The sense of the importance of his testimony sustained him through the hazardous trek across Nazi Europe. But when he told people in London what he had seen, they mostly thought he was exaggerating – except for Victor Gollancz, who had a nervous breakdown shortly after his meeting with Karski, and Arthur Koestler, who used much of the material in Arrival and Departure. Anthony Eden was polite but impassive. “How could I tell Eden what to do with this information?” Karski asked many years later. “I was a young man, a little guy, merely a courier. I had no leverage talking to those most powerful men.”

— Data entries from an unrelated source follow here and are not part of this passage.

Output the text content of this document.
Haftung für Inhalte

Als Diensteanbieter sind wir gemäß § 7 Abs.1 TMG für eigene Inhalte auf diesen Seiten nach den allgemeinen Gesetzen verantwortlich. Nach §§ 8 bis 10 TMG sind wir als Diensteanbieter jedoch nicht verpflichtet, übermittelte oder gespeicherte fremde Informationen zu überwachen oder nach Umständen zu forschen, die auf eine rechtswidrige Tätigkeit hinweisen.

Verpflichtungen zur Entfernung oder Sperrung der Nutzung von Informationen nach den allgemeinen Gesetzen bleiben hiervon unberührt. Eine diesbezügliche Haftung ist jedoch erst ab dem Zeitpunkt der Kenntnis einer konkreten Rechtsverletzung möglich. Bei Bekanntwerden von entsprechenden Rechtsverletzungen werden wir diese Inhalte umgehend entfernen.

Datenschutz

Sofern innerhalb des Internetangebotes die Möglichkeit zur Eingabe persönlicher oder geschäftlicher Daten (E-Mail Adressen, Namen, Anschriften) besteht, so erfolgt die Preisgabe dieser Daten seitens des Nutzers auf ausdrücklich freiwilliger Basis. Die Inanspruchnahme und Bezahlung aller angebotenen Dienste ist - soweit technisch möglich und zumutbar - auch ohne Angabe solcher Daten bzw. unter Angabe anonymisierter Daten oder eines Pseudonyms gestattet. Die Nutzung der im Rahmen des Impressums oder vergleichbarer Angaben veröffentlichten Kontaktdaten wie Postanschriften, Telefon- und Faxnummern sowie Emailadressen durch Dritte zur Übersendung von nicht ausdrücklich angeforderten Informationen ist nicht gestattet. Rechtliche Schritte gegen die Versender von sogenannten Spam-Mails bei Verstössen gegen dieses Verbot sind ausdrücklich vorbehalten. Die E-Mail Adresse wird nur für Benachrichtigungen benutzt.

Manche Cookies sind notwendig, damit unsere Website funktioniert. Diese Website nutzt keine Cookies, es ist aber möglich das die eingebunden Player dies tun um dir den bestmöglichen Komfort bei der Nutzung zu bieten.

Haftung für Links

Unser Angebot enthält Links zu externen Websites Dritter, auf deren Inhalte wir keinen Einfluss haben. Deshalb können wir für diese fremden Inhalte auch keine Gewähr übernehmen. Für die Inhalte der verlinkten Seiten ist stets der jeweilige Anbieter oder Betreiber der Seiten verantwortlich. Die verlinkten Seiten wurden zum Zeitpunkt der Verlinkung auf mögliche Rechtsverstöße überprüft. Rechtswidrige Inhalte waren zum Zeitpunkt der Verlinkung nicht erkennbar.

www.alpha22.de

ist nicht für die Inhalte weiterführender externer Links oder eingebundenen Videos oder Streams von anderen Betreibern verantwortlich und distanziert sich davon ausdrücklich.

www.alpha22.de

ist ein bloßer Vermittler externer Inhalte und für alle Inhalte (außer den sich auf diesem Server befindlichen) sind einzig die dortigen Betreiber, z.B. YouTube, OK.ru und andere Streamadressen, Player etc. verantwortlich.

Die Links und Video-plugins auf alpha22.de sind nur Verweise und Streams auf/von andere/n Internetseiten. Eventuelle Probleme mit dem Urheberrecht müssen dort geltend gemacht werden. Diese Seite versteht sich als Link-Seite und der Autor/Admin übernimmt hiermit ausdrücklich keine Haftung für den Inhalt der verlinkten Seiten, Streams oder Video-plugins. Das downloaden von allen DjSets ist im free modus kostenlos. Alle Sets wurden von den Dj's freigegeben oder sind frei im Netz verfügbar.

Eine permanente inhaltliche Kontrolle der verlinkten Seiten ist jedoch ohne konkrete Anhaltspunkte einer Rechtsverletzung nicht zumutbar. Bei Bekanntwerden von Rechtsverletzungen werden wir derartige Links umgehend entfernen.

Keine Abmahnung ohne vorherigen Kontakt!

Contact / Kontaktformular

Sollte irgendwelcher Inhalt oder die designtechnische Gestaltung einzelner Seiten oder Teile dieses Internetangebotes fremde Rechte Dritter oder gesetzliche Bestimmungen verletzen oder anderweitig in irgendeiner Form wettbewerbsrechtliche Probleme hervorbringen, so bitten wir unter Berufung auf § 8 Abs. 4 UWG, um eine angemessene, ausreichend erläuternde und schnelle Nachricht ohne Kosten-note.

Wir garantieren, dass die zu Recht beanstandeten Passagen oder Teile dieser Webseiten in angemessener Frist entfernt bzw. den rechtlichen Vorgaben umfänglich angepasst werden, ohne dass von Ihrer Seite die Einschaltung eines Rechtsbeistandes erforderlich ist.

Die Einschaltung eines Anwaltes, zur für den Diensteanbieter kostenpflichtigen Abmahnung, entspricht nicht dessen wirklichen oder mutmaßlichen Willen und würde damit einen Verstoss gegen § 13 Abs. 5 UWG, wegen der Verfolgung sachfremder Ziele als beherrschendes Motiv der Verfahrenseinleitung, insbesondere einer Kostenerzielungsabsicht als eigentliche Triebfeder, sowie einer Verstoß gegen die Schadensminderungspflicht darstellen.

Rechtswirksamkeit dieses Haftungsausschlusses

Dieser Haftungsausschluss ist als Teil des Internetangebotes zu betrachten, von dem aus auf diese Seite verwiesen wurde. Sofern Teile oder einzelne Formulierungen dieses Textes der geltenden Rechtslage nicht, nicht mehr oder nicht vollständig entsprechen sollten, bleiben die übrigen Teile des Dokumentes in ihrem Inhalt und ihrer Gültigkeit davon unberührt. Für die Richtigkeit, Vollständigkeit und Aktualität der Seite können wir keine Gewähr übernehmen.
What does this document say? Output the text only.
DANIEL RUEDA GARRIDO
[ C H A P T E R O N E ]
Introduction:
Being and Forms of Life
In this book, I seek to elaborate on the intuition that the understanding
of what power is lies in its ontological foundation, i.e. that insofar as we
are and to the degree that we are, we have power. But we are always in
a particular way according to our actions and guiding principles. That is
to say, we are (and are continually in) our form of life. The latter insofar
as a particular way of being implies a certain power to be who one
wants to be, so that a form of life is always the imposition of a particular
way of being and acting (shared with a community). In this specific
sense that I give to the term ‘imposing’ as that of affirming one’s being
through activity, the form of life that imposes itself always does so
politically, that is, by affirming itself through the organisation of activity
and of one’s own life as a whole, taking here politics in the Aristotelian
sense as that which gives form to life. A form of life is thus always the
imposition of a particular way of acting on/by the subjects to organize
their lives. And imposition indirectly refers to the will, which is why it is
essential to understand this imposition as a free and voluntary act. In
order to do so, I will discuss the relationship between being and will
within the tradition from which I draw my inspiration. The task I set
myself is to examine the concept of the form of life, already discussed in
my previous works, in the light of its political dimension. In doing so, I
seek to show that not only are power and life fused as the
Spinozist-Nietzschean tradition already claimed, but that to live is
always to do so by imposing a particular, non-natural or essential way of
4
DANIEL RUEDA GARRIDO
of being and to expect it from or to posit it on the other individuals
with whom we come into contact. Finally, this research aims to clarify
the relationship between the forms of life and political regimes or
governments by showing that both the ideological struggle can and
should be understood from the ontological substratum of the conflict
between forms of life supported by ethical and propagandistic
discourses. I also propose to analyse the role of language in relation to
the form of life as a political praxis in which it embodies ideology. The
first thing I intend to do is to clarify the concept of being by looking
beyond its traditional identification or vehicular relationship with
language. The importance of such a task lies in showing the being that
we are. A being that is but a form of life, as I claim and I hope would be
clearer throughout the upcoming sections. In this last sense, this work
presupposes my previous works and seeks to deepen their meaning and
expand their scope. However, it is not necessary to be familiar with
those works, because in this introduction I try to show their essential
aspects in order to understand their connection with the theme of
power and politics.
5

America, where Karski went in July 1943, was worse. His report seemed to upset everyone’s agenda. Roosevelt, with whom he had a long private interview, was only interested in the arcana of underground conspiracy. The Supreme Court Justice Felix Frankfurter, a Jew, spent an hour listening to Karski’s story, then told him: “I am unable to believe you.” Other prominent Jewish leaders accused him of lying. Faced repeatedly with incredulity or cynicism, Karski went into a form of denial and stopped talking of the scenes he had witnessed.

He remained in the US where he wrote The Story of a Secret State . It is a fantastic retelling of his wartime exploits. Though he did later admit that he left out details and changed names, dates, and places for political reasons, it is a mostly factual account. And it reads like a good suspense novel, you’ll stay up all night finishing it.

An ardent anti-communist, his accomplishments were not recognized by the communist Polish government. But after the fall of communism, Karski received the highest Polish civil decoration, the Order of the White Eagle. He was also awarded the Order Virtuti Militari which is the top military decoration awarded for bravery in combat.

Karski became a U.S. citizen in 1954 and earned a doctorate from the School of Foreign Service soon after. He married the daughter of a South American diplomat in Washington, but this marriage lasted only two years. In 1965 he married the dancer and choreographer Pola Nirenska, herself a survivor of the Holocaust. She committed suicide in 1992. For nearly three decades until 1984 Karski taught international relations and comparative government at Georgetown University. Few of his students knew of his wartime experiences. In his spare time he restored houses and spent quiet time in his large Georgetown townhouse. Karski died on July 13, 2000.

Karski’s only English language biography is Karski: How One Man Tried to Stop the Holocaust by E. Thomas Wood and Stanisław M. Jankowski. It is also a terrific book and will keep your interest, though the bits about Polish politics won’t interest everyone.

After all the recent talk that we’ve had here about abuse and torture I find solace in knowing that there are men, and women, like Karski, strong enough to fight and win against such evil. There are those who can witness the unimaginable and report the unspeakable. As Jan Karski knew, word has to get out.